Lego and Logo: the Simple Joys of Childhood, Revisited

You’ve read all the front-page headlines so you know by now that it’s the 50th anniversary of Lego (give or take a few days). Oh man, hurray! Over at Boing Boing Gadgets, Joel has a list of the 9 lego sets he lusted over most. I remember pining over 7 to 9 too, but I totally had numbers 1 and 2! For a while my folks had a Christmas tradition of tagging the biggest gift as being “from Santa” and parking it in plain sight in front of the tree. I remember coming down to find the #375 castle awaiting me. I also remember my parents reflecting on being up all christmas-eve-night putting the 779 pieces together. I don’t think either they or I really took the santa concept very seriously.

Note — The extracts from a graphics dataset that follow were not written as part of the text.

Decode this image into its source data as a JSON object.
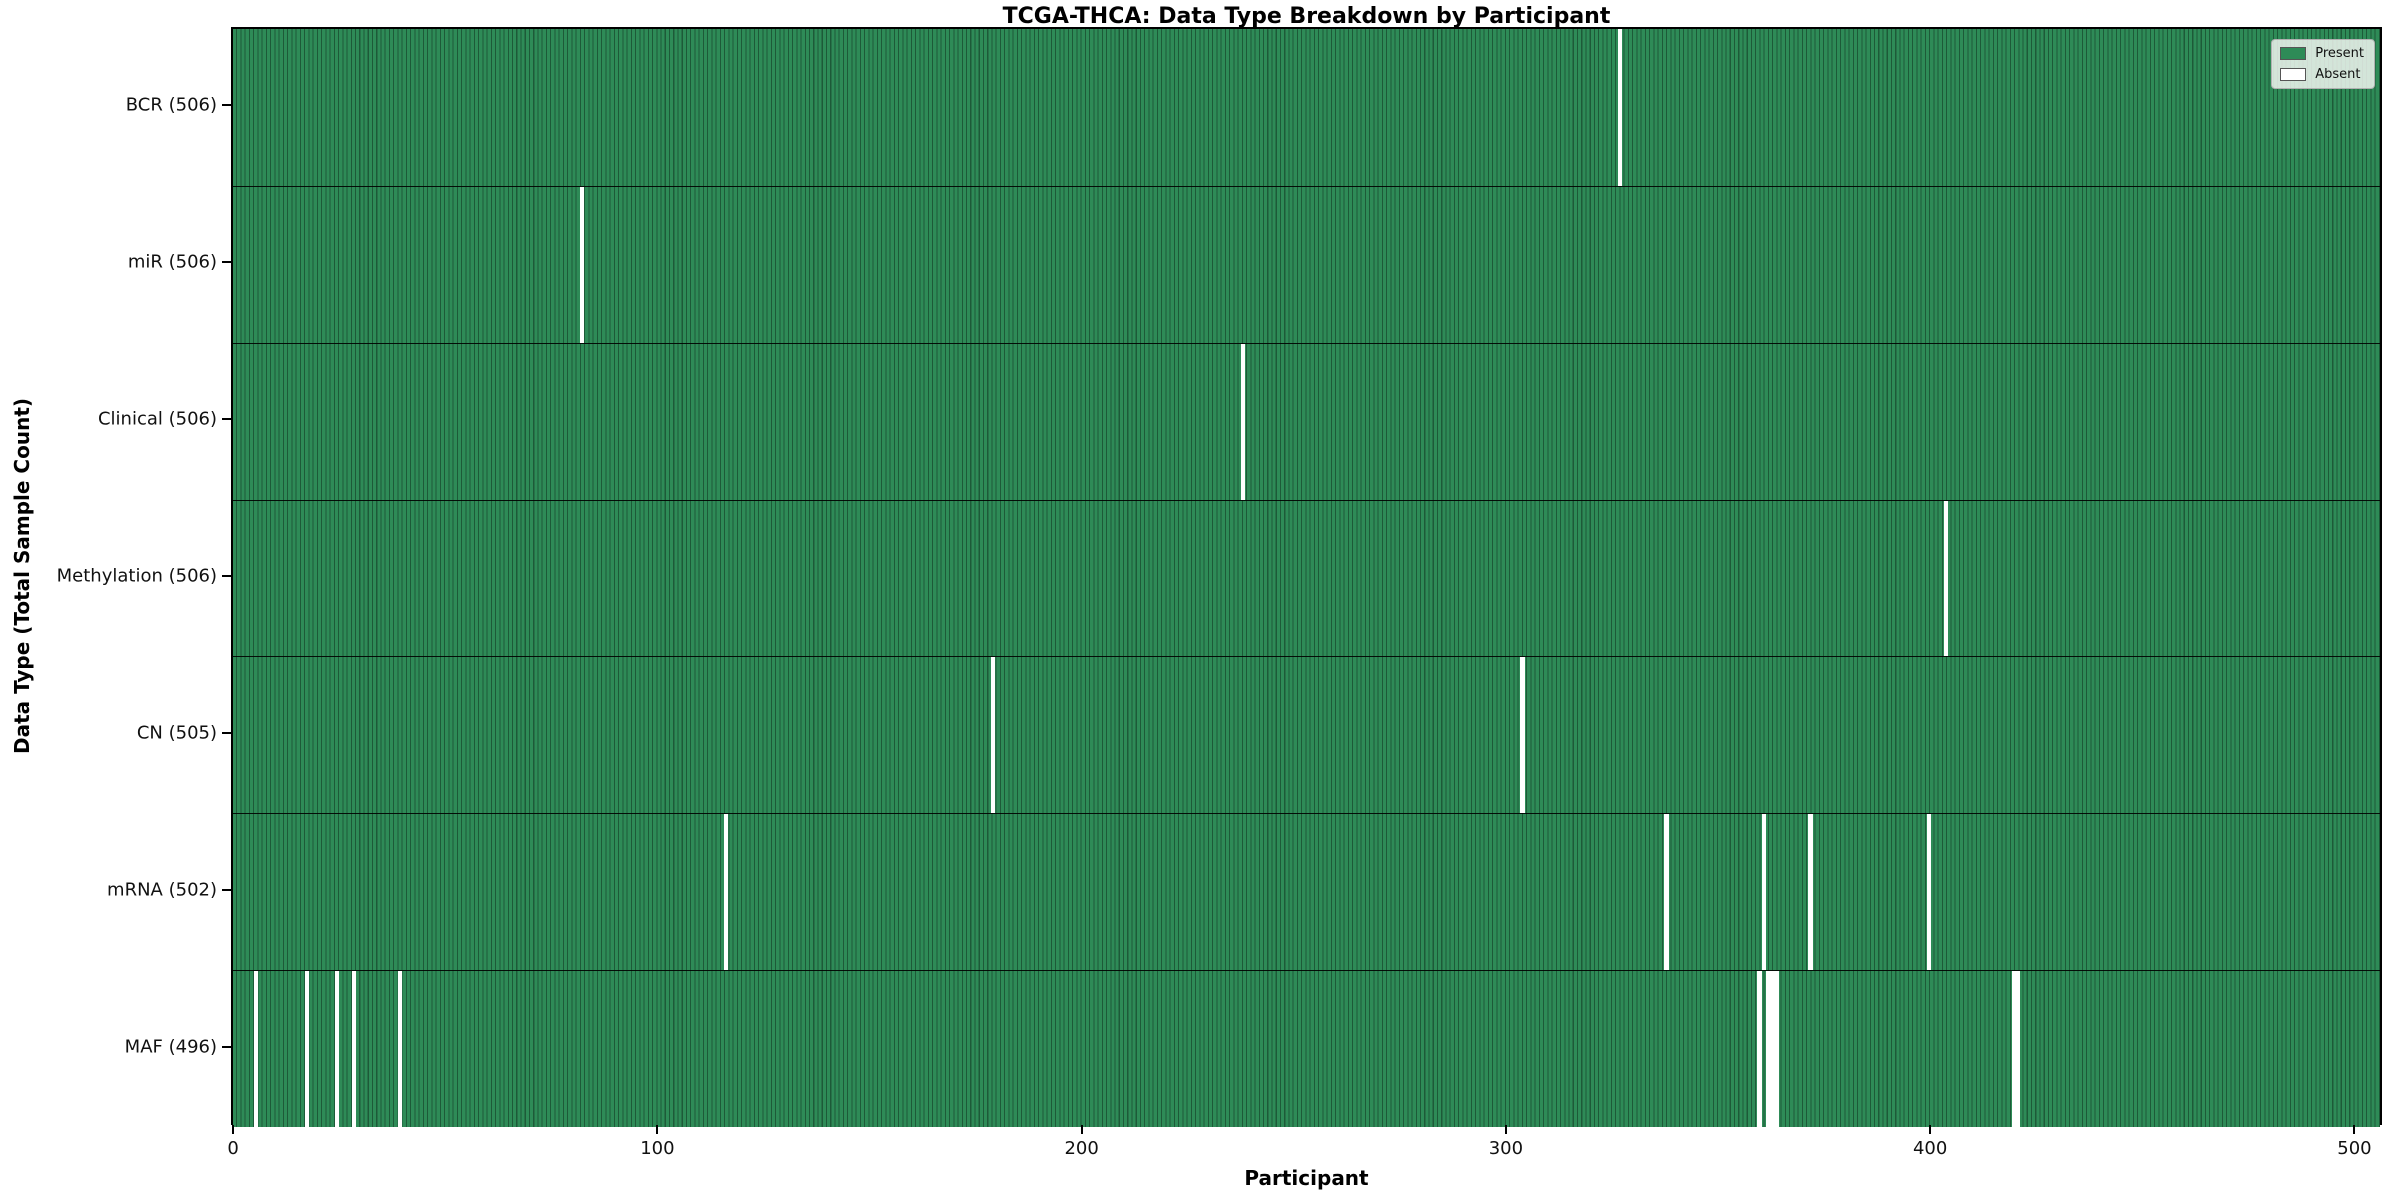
{
  "title": "TCGA-THCA: Data Type Breakdown by Participant",
  "legend": {
    "present_label": "Present",
    "absent_label": "Absent"
  },
  "chart_data": {
    "type": "heatmap",
    "title": "TCGA-THCA: Data Type Breakdown by Participant",
    "xlabel": "Participant",
    "ylabel": "Data Type (Total Sample Count)",
    "x_ticks": [
      0,
      100,
      200,
      300,
      400,
      500
    ],
    "x_range": [
      0,
      507
    ],
    "participants_total": 507,
    "grid": false,
    "legend_position": "upper-right",
    "colors": {
      "present": "#2E8B57",
      "bar_edge": "#1D5A38",
      "absent": "#FFFFFF",
      "axis": "#000000",
      "background": "#FFFFFF"
    },
    "legend_entries": [
      {
        "label": "Present",
        "color": "#2E8B57"
      },
      {
        "label": "Absent",
        "color": "#FFFFFF"
      }
    ],
    "rows": [
      {
        "data_type": "BCR",
        "label": "BCR (506)",
        "present_count": 506,
        "absent_participants": [
          327
        ]
      },
      {
        "data_type": "miR",
        "label": "miR (506)",
        "present_count": 506,
        "absent_participants": [
          82
        ]
      },
      {
        "data_type": "Clinical",
        "label": "Clinical (506)",
        "present_count": 506,
        "absent_participants": [
          238
        ]
      },
      {
        "data_type": "Methylation",
        "label": "Methylation (506)",
        "present_count": 506,
        "absent_participants": [
          404
        ]
      },
      {
        "data_type": "CN",
        "label": "CN (505)",
        "present_count": 505,
        "absent_participants": [
          179,
          304
        ]
      },
      {
        "data_type": "mRNA",
        "label": "mRNA (502)",
        "present_count": 502,
        "absent_participants": [
          116,
          338,
          361,
          372,
          400
        ]
      },
      {
        "data_type": "MAF",
        "label": "MAF (496)",
        "present_count": 496,
        "absent_participants": [
          5,
          17,
          24,
          28,
          39,
          360,
          362,
          363,
          364,
          420,
          421
        ]
      }
    ]
  }
}
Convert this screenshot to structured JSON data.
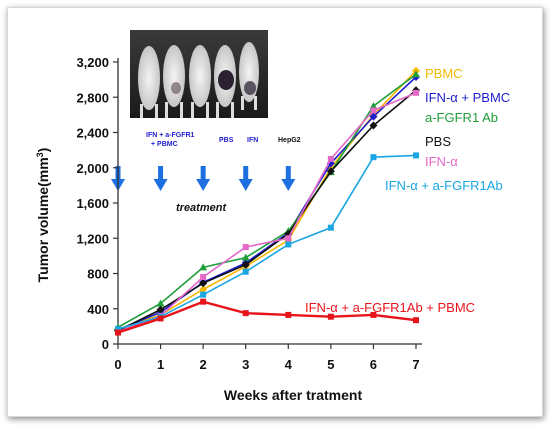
{
  "chart_data": {
    "type": "line",
    "ylabel": "Tumor volume(mm³)",
    "ylabel_main": "Tumor volume(mm",
    "ylabel_sup": "3",
    "ylabel_close": ")",
    "xlabel": "Weeks after tratment",
    "x": [
      0,
      1,
      2,
      3,
      4,
      5,
      6,
      7
    ],
    "xlim": [
      0,
      7
    ],
    "ylim": [
      0,
      3200
    ],
    "y_ticks": [
      0,
      400,
      800,
      1200,
      1600,
      2000,
      2400,
      2800,
      3200
    ],
    "y_tick_labels": [
      "0",
      "400",
      "800",
      "1,200",
      "1,600",
      "2,000",
      "2,400",
      "2,800",
      "3,200"
    ],
    "x_tick_labels": [
      "0",
      "1",
      "2",
      "3",
      "4",
      "5",
      "6",
      "7"
    ],
    "series": [
      {
        "name": "PBMC",
        "color": "#f5b800",
        "marker": "diamond",
        "values": [
          170,
          330,
          620,
          880,
          1180,
          2000,
          2600,
          3100
        ]
      },
      {
        "name": "IFN-α + PBMC",
        "color": "#1e1ecf",
        "marker": "diamond",
        "values": [
          160,
          360,
          700,
          920,
          1260,
          2050,
          2580,
          3030
        ]
      },
      {
        "name": "a-FGFR1 Ab",
        "color": "#1f9e3a",
        "marker": "triangle",
        "values": [
          190,
          460,
          870,
          980,
          1280,
          1950,
          2700,
          3060
        ]
      },
      {
        "name": "PBS",
        "color": "#111111",
        "marker": "diamond",
        "values": [
          150,
          390,
          690,
          900,
          1250,
          1960,
          2480,
          2880
        ]
      },
      {
        "name": "IFN-α",
        "color": "#e468c8",
        "marker": "square",
        "values": [
          140,
          320,
          760,
          1100,
          1200,
          2100,
          2650,
          2850
        ]
      },
      {
        "name": "IFN-α + a-FGFR1Ab",
        "color": "#1aa5e3",
        "marker": "square",
        "values": [
          170,
          310,
          560,
          820,
          1130,
          1320,
          2120,
          2140
        ]
      },
      {
        "name": "IFN-α + a-FGFR1Ab + PBMC",
        "color": "#e8141b",
        "marker": "square",
        "values": [
          130,
          290,
          480,
          350,
          330,
          310,
          330,
          270
        ]
      }
    ],
    "legend_entries": [
      {
        "text": "PBMC",
        "color": "#f5b800"
      },
      {
        "text": "IFN-α + PBMC",
        "color": "#1e1ecf"
      },
      {
        "text": "a-FGFR1 Ab",
        "color": "#1f9e3a"
      },
      {
        "text": "PBS",
        "color": "#111111"
      },
      {
        "text": "IFN-α",
        "color": "#e468c8"
      },
      {
        "text": "IFN-α + a-FGFR1Ab",
        "color": "#1aa5e3"
      }
    ],
    "red_label": "IFN-α + a-FGFR1Ab + PBMC",
    "treatment_label": "treatment",
    "treatment_weeks": [
      0,
      1,
      2,
      3,
      4
    ],
    "arrow_color": "#1e6fe0",
    "inset": {
      "labels": [
        "IFN + a-FGFR1\n+ PBMC",
        "PBS",
        "IFN",
        "HepG2"
      ]
    }
  }
}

I’m also pretty stoked that this year (give or take a year) is the 40th anniversary of Logo. Logo is a programming language–in fact a legitmate derivative of Lisp, the most revered of computer languages–but they didn’t tell us elementary school students that when we used it. They cleverly told us it was an art tool. I used it extensively for my art-ucation on our family’s Franklin Ace 1000, the Icons at school, and one heady summer when my dad brought an Icon back from his shcool and let me keep it in my bedroom. A computer in my bedroom! It sat next to my lego bins. I don’t use lego very much in my daily life, but I’m still using a version of logo for my graduate research today. I like that.

This video from the Logothings website is great:

Hey look, them kids are hacking in lisp!